Il y a fort à parier que le style Ayrault – calme, distancié, plus sage – tranchera à plus d’un titre avec les ratés de l’ère Fabius. Le ministre sortant aura certes accompli des réformes qui resteront à son crédit en termes de restructuration et de modernisation du Quai d’Orsay (par exemple, les femmes y sont désormais mieux représentées) et d’élargissement de son champ de compétences (en y rattachant notamment le commerce extérieur et le tourisme). Mais il y a peu de chances au final que ces améliorations soient remarquées au-delà de l’Hexagone et des sphères administratives parisiennes et métropolitaines.

Ce qui manque réellement à la France, c’est de renouer avec ce qui fit son fort il fut un temps : le développement d’une diplomatie qui, outre ses résultats, soit audible. La Ve République a connu jusque récemment des exemples tels, mais ils n’ont pas dépassé les ères Hubert Védrine et Dominique de Villepin. Le style Ayrault ne nous ramènera pas forcément à ces temps, mais on ne peut que souhaiter qu’il fasse sentir aux citoyens français qu’ils ont des ministres qui savent les représenter, sinon par les idées, au moins par l’attitude.

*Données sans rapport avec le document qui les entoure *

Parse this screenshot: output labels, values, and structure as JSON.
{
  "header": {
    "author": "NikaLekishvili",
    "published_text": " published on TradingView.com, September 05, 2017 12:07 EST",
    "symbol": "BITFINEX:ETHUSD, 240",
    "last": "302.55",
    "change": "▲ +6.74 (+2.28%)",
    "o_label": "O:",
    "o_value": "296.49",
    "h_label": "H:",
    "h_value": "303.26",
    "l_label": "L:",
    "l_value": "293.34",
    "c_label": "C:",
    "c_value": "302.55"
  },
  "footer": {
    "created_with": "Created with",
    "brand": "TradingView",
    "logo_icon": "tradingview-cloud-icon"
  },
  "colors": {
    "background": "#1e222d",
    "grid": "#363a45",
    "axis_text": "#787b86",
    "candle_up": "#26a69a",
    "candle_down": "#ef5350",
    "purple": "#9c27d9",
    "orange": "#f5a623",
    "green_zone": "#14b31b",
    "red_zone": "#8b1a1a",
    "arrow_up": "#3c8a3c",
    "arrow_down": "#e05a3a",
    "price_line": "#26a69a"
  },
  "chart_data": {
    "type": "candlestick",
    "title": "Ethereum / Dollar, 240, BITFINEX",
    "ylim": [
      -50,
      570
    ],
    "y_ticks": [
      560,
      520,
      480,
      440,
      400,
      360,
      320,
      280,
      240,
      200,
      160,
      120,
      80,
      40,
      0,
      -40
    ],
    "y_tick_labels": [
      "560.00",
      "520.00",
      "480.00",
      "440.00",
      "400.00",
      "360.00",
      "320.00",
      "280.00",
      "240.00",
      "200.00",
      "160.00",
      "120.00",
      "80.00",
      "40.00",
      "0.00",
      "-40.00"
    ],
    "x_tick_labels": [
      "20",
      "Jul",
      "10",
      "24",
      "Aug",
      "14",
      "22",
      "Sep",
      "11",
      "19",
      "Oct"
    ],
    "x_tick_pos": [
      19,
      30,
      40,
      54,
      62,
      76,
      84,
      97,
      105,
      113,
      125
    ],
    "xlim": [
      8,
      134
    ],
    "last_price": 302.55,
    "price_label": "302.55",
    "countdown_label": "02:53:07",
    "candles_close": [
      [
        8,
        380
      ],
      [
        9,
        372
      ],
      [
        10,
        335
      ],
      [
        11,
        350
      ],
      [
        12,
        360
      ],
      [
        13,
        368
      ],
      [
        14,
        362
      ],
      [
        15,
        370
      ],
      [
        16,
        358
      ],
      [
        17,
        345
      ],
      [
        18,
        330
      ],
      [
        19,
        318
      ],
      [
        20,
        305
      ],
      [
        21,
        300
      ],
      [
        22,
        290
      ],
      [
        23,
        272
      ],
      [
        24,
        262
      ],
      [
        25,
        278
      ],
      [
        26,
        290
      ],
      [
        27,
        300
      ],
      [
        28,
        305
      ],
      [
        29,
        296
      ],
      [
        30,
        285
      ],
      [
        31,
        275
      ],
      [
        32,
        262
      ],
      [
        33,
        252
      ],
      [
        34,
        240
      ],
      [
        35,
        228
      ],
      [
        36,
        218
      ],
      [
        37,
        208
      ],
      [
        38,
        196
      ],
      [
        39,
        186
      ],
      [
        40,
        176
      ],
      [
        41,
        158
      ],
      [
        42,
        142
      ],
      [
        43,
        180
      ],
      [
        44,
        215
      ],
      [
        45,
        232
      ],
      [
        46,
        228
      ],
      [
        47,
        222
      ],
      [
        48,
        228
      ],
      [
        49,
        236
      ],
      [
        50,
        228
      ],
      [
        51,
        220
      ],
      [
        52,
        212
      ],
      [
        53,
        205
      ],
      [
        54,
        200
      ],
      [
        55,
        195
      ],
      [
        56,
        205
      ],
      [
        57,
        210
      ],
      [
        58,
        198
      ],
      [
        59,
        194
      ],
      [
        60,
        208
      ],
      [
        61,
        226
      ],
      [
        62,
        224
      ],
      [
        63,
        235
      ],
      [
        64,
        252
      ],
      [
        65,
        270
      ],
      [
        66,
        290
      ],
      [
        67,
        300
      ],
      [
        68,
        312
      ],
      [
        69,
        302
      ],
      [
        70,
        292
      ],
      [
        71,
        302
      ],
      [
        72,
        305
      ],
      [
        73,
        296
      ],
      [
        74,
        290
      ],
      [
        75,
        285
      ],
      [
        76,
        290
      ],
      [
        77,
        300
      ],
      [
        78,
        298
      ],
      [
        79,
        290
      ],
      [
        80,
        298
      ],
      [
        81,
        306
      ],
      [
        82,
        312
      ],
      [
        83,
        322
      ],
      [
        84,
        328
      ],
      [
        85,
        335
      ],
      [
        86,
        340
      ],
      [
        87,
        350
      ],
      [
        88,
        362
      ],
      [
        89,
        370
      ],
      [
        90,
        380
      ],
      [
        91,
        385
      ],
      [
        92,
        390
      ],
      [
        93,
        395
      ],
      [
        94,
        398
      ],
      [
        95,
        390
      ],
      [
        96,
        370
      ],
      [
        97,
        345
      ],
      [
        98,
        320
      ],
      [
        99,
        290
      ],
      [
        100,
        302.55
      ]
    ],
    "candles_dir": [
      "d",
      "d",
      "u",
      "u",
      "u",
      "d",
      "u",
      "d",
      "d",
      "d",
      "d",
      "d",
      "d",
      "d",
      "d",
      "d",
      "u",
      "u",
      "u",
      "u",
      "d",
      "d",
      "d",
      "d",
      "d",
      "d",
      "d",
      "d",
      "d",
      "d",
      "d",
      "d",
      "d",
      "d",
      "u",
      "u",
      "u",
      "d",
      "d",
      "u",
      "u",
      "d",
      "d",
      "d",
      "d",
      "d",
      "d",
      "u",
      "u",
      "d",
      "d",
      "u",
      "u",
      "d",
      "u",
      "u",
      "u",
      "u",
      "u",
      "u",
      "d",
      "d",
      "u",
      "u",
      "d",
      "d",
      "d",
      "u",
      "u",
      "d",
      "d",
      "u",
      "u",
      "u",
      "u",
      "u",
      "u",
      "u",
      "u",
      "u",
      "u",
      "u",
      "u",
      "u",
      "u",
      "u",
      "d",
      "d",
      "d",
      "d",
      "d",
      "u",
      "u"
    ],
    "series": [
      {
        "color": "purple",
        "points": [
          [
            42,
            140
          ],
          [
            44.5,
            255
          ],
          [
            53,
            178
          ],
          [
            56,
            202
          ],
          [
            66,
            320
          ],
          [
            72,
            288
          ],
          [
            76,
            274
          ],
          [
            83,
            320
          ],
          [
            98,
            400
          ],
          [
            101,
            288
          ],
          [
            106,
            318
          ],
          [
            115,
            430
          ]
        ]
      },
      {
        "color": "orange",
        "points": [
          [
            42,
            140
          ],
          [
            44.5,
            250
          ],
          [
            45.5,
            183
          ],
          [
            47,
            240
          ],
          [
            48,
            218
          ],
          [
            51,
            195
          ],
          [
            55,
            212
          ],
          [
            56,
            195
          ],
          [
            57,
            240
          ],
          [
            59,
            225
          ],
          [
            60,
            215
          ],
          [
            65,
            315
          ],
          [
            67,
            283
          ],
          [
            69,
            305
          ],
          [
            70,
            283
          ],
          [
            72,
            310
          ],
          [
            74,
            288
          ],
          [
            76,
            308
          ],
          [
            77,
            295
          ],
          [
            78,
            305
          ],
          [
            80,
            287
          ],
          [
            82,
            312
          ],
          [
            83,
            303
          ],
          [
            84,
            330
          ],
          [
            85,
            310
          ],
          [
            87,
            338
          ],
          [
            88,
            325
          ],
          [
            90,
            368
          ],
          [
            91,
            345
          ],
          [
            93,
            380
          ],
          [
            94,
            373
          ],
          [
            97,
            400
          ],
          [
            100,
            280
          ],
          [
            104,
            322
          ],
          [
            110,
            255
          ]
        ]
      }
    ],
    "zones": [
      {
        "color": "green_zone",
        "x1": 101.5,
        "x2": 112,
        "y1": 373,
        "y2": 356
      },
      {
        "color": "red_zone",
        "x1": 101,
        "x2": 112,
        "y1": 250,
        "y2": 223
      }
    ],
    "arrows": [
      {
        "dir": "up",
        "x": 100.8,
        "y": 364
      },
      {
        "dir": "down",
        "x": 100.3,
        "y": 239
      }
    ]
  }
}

Barah Mikail est professeur de géopolitique spécialisé dans la région Moyen-Orient et Afrique du Nord à l’Université Saint-Louis (Madrid, Espagne). Il a été auparavant directeur de recherche sur le Moyen-Orient à la Fundación para las Relaciones Internacionales y el Diálogo Exterior (FRIDE, 2012-2015) ainsi qu’à l’Institut de Relations Internationales et Stratégiques (IRIS, 2002-2011). Il est l’auteur de plusieurs ouvrages et publications spécialisées. Son dernier livre,  « Une nécessaire relecture du Printemps arabe », est paru aux éditions du Cygne en 2012.